Carlos Sánchez Berzaín
April 12, 2019
(Interamerican Institute for Democracy) Cuba’s Castroist dictatorship was saved in 1999 by Hugo Chavez’s generous gifts to Fidel Castro thus creating a criminal undertaking cloaked as a political one, something called Bolivarian Movement, ALBA, and 21st Century Socialism, that today is known as the Castroist Chavist system. America’s nations have been and still are victims of human rights’ violations, the annihilation of democracy, and the taking of power and government by a criminal group that still oppresses Cuba, Venezuela, Nicaragua, and Bolivia, where people endure the violent agony of organized crime’s dictatorships, with an impact throughout the region.
Politics are “that which is public, meaning civil, and which is relative to the affairs of the citizen”. In politics, the main effort is public service because “it is a bunch of to dos, framed into the common good”. It is about “the efforts by which a free society, comprised by individuals who are free, solve the problems that arise out of their collective coexistence” with ideological means for the access to power by persons or groups that “lead and safeguard the rights of the population”.
Besides public service, there is the framework of “democracy” as a “form of government in which political power is exercised by the citizenry” that recognizes that sovereignty rests in the people. In the Americas, democracy has five indispensable fundamental components; “respect for human rights and basic individual freedoms; access to power and its discharge subordinated to the rule of law; conducting periodic, free, and fair elections based upon the concepts of universal suffrage and secrecy as expressions of the people’s sovereignty; the existence of a plural regime of political parties and organizations; and the separation and independence of the branches of government”.
While politics must be a free unbounded activity that is legal, subject to oversight, temporary, subject to accountability and public scrutiny, we have seen that quite the opposite happens in a criminal environment in which “all action or omission is contrary to the lawfulness of the society”. Criminal is the adjective used to describe “the collective aggregate of criminals”, a group of people who commit crime and who attempt against society and those who comprise it.

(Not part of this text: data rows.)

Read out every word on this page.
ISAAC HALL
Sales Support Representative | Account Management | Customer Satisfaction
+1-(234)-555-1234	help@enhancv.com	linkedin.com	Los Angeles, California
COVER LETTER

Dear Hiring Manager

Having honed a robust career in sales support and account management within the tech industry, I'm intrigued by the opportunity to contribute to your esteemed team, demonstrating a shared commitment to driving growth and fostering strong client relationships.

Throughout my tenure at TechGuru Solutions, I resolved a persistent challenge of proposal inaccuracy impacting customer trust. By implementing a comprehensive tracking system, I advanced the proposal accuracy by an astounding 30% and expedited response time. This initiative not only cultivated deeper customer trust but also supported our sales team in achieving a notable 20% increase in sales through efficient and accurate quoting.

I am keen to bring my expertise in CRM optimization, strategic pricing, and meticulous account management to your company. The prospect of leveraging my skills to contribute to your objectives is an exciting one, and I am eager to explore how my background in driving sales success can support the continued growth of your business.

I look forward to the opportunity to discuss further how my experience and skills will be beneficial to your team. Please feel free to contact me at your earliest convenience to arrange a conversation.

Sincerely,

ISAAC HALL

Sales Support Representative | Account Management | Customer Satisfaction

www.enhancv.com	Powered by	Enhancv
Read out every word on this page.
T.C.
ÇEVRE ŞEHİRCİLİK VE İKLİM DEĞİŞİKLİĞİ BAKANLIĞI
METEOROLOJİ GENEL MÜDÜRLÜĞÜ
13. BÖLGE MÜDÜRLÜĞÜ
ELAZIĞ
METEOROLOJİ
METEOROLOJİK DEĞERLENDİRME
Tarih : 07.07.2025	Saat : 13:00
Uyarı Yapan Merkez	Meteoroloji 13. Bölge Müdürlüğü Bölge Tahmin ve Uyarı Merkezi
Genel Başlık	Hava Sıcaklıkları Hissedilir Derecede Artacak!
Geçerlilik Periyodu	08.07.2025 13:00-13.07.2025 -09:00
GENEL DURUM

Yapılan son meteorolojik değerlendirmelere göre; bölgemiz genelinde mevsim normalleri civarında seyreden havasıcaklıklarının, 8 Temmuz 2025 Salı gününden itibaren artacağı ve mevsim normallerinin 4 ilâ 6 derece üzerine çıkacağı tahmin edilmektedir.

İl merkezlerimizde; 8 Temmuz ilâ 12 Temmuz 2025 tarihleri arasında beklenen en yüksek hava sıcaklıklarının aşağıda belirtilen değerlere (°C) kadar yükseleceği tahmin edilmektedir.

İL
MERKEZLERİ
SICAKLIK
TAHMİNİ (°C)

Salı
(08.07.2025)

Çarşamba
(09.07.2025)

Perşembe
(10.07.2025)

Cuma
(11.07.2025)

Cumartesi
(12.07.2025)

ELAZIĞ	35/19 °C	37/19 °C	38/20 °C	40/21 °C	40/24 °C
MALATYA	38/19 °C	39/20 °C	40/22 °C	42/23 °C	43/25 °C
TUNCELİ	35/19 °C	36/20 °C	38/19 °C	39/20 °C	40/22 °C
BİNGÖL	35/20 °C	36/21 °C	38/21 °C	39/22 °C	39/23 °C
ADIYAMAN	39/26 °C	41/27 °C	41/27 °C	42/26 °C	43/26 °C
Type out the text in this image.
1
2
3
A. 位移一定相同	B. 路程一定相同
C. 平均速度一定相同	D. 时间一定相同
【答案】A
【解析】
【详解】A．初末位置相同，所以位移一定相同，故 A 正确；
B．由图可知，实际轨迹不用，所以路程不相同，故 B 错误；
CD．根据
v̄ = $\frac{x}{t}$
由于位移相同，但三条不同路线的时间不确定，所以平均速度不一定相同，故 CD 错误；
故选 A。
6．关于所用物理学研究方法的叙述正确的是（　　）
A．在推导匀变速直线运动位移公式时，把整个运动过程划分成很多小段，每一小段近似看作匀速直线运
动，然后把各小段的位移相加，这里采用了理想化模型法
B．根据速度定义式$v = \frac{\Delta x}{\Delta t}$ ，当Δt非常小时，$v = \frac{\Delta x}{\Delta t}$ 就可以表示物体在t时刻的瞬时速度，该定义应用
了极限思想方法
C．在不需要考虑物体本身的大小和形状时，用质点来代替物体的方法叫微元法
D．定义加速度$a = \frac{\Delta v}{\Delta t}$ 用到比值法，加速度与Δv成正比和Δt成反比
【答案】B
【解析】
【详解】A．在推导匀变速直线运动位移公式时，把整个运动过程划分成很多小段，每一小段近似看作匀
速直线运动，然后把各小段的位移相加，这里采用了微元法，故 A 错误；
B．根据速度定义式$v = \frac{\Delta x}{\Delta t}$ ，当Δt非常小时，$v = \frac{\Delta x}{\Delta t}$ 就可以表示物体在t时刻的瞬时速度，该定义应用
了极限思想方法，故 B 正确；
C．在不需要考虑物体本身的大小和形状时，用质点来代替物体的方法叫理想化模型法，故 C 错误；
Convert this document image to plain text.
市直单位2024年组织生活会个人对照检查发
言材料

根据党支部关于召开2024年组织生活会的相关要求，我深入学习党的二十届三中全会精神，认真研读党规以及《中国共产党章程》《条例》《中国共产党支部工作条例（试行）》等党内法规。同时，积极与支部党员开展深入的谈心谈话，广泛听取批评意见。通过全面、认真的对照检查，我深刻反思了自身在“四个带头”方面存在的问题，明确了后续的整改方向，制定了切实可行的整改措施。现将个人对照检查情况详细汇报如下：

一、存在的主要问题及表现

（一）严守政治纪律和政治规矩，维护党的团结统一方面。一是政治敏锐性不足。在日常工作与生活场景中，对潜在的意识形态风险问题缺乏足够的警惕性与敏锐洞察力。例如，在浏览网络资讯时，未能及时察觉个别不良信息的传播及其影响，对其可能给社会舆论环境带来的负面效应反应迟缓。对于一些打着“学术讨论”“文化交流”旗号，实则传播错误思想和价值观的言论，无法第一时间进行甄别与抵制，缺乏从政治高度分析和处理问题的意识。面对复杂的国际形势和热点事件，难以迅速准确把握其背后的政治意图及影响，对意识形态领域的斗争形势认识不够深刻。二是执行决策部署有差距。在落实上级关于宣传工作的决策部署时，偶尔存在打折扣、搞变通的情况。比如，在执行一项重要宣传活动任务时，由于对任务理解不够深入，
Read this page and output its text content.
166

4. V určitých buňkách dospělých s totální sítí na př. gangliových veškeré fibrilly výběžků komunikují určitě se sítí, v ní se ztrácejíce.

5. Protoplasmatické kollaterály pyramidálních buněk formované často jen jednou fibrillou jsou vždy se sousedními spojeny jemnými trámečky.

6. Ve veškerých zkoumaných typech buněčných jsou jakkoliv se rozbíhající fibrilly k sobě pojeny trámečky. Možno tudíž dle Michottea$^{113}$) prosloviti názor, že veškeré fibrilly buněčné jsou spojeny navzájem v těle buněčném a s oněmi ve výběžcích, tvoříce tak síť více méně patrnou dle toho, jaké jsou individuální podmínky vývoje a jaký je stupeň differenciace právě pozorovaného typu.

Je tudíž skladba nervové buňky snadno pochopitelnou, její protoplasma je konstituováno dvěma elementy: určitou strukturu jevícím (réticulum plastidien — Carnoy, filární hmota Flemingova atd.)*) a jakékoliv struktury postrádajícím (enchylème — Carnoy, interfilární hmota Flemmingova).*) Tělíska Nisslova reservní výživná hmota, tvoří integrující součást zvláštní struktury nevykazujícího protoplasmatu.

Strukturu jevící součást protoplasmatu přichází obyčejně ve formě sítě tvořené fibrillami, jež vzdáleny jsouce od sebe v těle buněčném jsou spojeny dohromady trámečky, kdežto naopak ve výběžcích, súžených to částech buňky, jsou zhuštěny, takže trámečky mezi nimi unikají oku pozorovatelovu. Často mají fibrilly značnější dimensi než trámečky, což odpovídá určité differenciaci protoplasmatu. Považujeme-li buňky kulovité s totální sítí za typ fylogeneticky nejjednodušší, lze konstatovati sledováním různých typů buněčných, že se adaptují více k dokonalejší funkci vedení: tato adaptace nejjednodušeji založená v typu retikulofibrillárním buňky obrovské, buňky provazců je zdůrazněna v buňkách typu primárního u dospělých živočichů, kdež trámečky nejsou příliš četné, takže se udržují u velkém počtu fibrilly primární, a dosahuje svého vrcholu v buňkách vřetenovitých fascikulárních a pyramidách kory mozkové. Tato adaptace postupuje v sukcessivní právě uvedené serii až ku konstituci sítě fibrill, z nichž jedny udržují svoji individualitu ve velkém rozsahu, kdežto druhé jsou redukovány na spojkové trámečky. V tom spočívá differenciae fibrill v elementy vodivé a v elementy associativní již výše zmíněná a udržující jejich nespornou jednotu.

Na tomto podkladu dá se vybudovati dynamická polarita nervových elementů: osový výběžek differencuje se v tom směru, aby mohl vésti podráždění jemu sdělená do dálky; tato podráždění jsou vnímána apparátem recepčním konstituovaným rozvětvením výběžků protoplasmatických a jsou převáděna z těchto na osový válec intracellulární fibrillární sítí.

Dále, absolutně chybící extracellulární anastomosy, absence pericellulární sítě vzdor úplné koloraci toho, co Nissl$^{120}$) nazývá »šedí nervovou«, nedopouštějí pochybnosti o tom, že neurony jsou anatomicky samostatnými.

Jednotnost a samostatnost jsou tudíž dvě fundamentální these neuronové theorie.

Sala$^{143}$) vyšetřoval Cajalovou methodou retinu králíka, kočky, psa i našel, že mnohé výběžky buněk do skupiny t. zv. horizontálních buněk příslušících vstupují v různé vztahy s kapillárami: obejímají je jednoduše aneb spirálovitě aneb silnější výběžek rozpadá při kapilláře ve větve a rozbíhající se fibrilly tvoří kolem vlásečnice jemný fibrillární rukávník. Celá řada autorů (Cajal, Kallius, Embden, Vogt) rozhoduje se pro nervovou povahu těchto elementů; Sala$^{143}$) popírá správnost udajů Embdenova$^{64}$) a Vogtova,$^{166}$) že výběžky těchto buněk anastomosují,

Crime is such a great threat that practically all of the States from throughout the world are part of “the United Nations’ Convention Against Transnational Organized Crime” or “The Palermo Convention”, that in its preamble has a summarized statement by Kofi Annan who said; “If the preeminence of the law is undermined, not only in one country but in several countries, those who defend it cannot be restrained to use only domestic means and arbiters. If the enemies of progress and of human rights attempt to take advantage of the possibilities that globalization offers to accomplish their objectives, we must also take advantage by using these same means to defend human rights and defeat crime, corruption and human trafficking.”
Within this framework, there is no doubt that the Castroist dictatorship that oppresses Cuba for over 60 years, is a group of Organized Crime. There isn’t any doubt either that the process to expand the Castroist Chavist system, after its alliance with Hugo Chavez, the Castroist Chavist system that controls Cuba, Venezuela, Nicaragua, and Bolivia, is a long succession of crime that is repeated and recurring continuously and that has effects, directly or indirectly, throughout the Americas.
Within the framework of the Palermo Convention that is binding for Cuba, Venezuela, Nicaragua, and Bolivia, Castroist Chavist Transnational Organized Crime members must be treated as common criminals. It is urgent for democratic governments to stop condoning these regimes’ criminality by disavowing their alibi of being political undertakings who hold power that in-turn allows them to claim presidential immunity, sovereignty -something they trample upon- call for no-intervention to territories they oppress by force and daily, recurrent, official crime.
The Castro’s/Diaz- Canel, Maduro, Cabello, Padrino, Ortega, Murillo, Morales and more, are criminal who usurp politics and stain it with the complicity of functional oppositions and groups subjected by terror, corruption, and misery. Today, all of them agonize with violence. Organized Crime’s dictators are losing political power in their violent agony, just as they took over the power, and just as they have discharged this power.
*Attorney & Political Scientist. Director of the Interamerican Institute for Democracy.